Russia’s economy is coping better with Western sanctions related to Ukraine than might be expected, JPMorgan Chase said in a note to clients dated last week and made public on Monday.
According to the largest investment bank in the US, the country’s business sentiment surveys “They are signaling a shallow recession in Russia and therefore imply upside risks to our growth forecasts.” He also cited high-frequency indicators such as electricity consumption and financial flows, which indicate the economy is in better shape than anticipated.
“Therefore, the available data does not point to an abrupt drop in activity, at least for now.” bank analysts say in the note, as quoted by Business Insider.
JPMorgan also reversed its earlier forecasts for a 35% drop in Russian GDP in the second quarter and 7% for all of 2022, now saying the numbers are likely to be much less alarming. However, the bank noted that the impact of current and potential sanctions will be felt, and that the country’s economy would be much better off if Moscow had not launched its military operation in Ukraine.
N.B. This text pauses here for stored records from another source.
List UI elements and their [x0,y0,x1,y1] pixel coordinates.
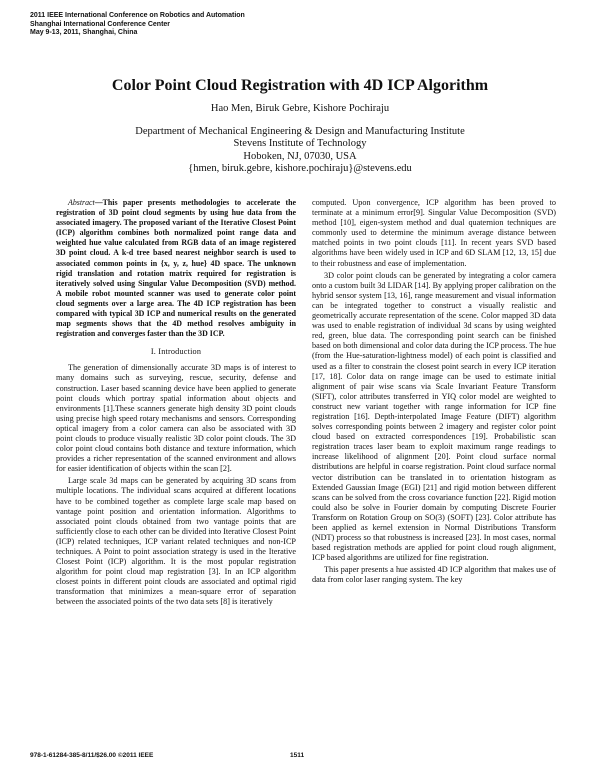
affiliation-department: Department of Mechanical Engineering & Design and Manufacturing Institute [135,126,465,137]
paper-authors: Hao Men, Biruk Gebre, Kishore Pochiraju [210,103,390,114]
affiliation-address: Hoboken, NJ, 07030, USA [243,150,357,162]
page-number: 1511 [290,752,305,759]
intro-paragraph-1: The generation of dimensionally accurate 3D maps is of interest to many domains such as surveying, rescue, security, defense and construction. Laser based scanning device have been applied to generate point clouds which portray spatial information about objects and environments [1].These scanners generate high density 3D point clouds using precise high speed rotary mechanisms and sensors. Corresponding optical imagery from a color camera can also be associated with 3D point clouds to produce visually realistic 3D color point clouds. The 3D color point cloud contains both distance and texture information, which provides a richer representation of the scanned environment and allows for easier identification of objects within the scan [2]. [56,363,296,474]
intro-paragraph-2: Large scale 3d maps can be generated by acquiring 3D scans from multiple locations. The individual scans acquired at different locations have to be combined together as complete large scale map based on vantage point position and orientation information. Algorithms to associated point clouds obtained from two vantage points that are sufficiently close to each other can be divided into Iterative Closest Point (ICP) related techniques, ICP variant related techniques and non-ICP techniques. A Point to point association strategy is used in the Iterative Closest Point (ICP) algorithm. It is the most popular registration algorithm for point cloud map registration [3]. In an ICP algorithm closest points in different point clouds are associated and optimal rigid transformation that minimizes a mean-square error of separation between the associated points of the two data sets [8] is iteratively [56,476,296,607]
affiliation-block [0,126,600,176]
conference-name: 2011 IEEE International Conference on Robotics and Automation [30,12,245,19]
conference-dates: May 9-13, 2011, Shanghai, China [30,29,138,37]
intro-paragraph-3: computed. Upon convergence, ICP algorithm has been proved to terminate at a minimum error[9]. Singular Value Decomposition (SVD) method [10], eigen-system method and dual quaternion techniques are commonly used to determine the minimum average distance between matched points in two point clouds [11]. In recent years SVD based algorithms have been widely used in ICP and 6D SLAM [12, 13, 15] due to their robustness and ease of implementation. [312,198,556,268]
intro-paragraph-5: This paper presents a hue assisted 4D ICP algorithm that makes use of data from color laser ranging system. The key [312,565,556,585]
footer-isbn: 978-1-61284-385-8/11/$26.00 ©2011 IEEE [30,752,154,759]
conference-header [30,12,245,38]
abstract [56,198,296,339]
affiliation-emails: {hmen, biruk.gebre, kishore.pochiraju}@stevens.edu [188,163,412,175]
right-column [312,198,556,586]
intro-paragraph-4: 3D color point clouds can be generated by integrating a color camera onto a custom built 3d LIDAR [14]. By applying proper calibration on the hybrid sensor system [13, 16], range measurement and visual information can be integrated together to construct a visually realistic and geometrically accurate representation of the scene. Color mapped 3D data was used to enable registration of individual 3d scans by using weighted red, green, blue data. The corresponding point search can be finished based on both dimensional and color data during the ICP process. The hue (from the Hue-saturation-lightness model) of each point is classified and used as a filter to constrain the closest point search in every ICP iteration [17, 18]. Color data on range image can be used to estimate initial alignment of pair wise scans via Scale Invariant Feature Transform (SIFT), color attributes transferred in YIQ color model are weighted to construct new variant together with range information for ICP fine registration [16]. Depth-interpolated Image Feature (DIFT) algorithm solves corresponding points between 2 imagery and register color point cloud based on extracted correspondences [19]. Probabilistic scan registration traces laser beam to exploit maximum range readings to increase likelihood of alignment [20]. Point cloud surface normal distributions are helpful in coarse registration. Point cloud surface normal vector distribution can be translated in to orientation histogram as Extended Gaussian Image (EGI) [21] and rigid motion between different scans can be solved from the cross covariance function [22]. Rigid motion could also be solve in Fourier domain by computing Discrete Fourier Transform on Rotation Group on SO(3) (SOFT) [23]. Color attribute has been applied as kernel extension in Normal Distributions Transform (NDT) process so that robustness is increased [23]. In most cases, normal based registration methods are applied for point cloud rough alignment, ICP based algorithms are utilized for fine registration. [312,270,556,563]
affiliation-institute: Stevens Institute of Technology [233,138,367,150]
paper-title: Color Point Cloud Registration with 4D ICP Algorithm [111,77,489,94]
left-column [56,198,296,608]
conference-venue: Shanghai International Conference Center [30,20,171,28]
abstract-text: —This paper presents methodologies to accelerate the registration of 3D point cloud segments by using hue data from the associated imagery. The proposed variant of the Iterative Closest Point (ICP) algorithm combines both normalized point range data and weighted hue value calculated from RGB data of an image registered 3D point cloud. A k-d tree based nearest neighbor search is used to associated common points in {x, y, z, hue} 4D space. The unknown rigid translation and rotation matrix required for registration is iteratively solved using Singular Value Decomposition (SVD) method. A mobile robot mounted scanner was used to generate color point cloud segments over a large area. The 4D ICP registration has been compared with typical 3D ICP and numerical results on the generated map segments shows that the 4D method resolves ambiguity in registration and converges faster than the 3D ICP. [56,198,296,339]
abstract-label: Abstract [68,198,95,207]
section-heading-introduction: I. Introduction [150,347,202,357]
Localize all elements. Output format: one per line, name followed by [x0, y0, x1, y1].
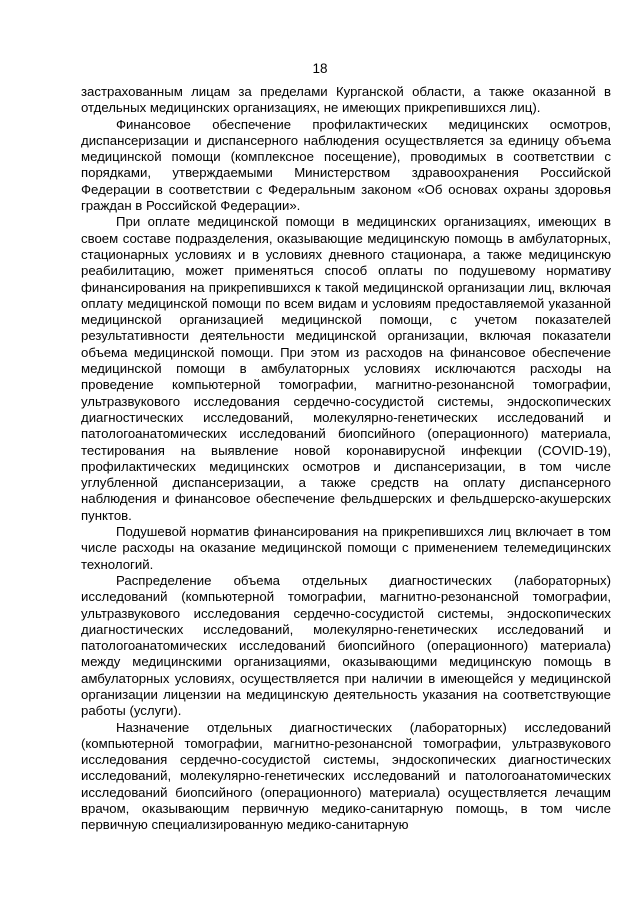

“We expect that the impact of the sanctions will continue to increase in the coming quarters. The GDP profile, therefore, looks increasingly consistent with a protracted but not very sharp recession. analysts predict, noting that export orders are showing a particular decline.
Russia has faced unprecedented economic constraints since launching a military operation in Ukraine, drawing intense condemnation from the West. The United States, among other measures, has imposed an embargo on Russian oil, one of the country’s main exports, while the EU is currently preparing its sixth package of sanctions and is also considering an oil ban. Russia has been cut off from the SWIFT interbank messaging system, while banks, organizations and individuals have been sanctioned, and assets, including half of the country’s foreign exchange reserves, have been frozen. Russia responded with countermeasures and managed to return the national currency, the ruble, to its pre-conflict level after a historic drop, but there is still much uncertainty among analysts about the future of the economy.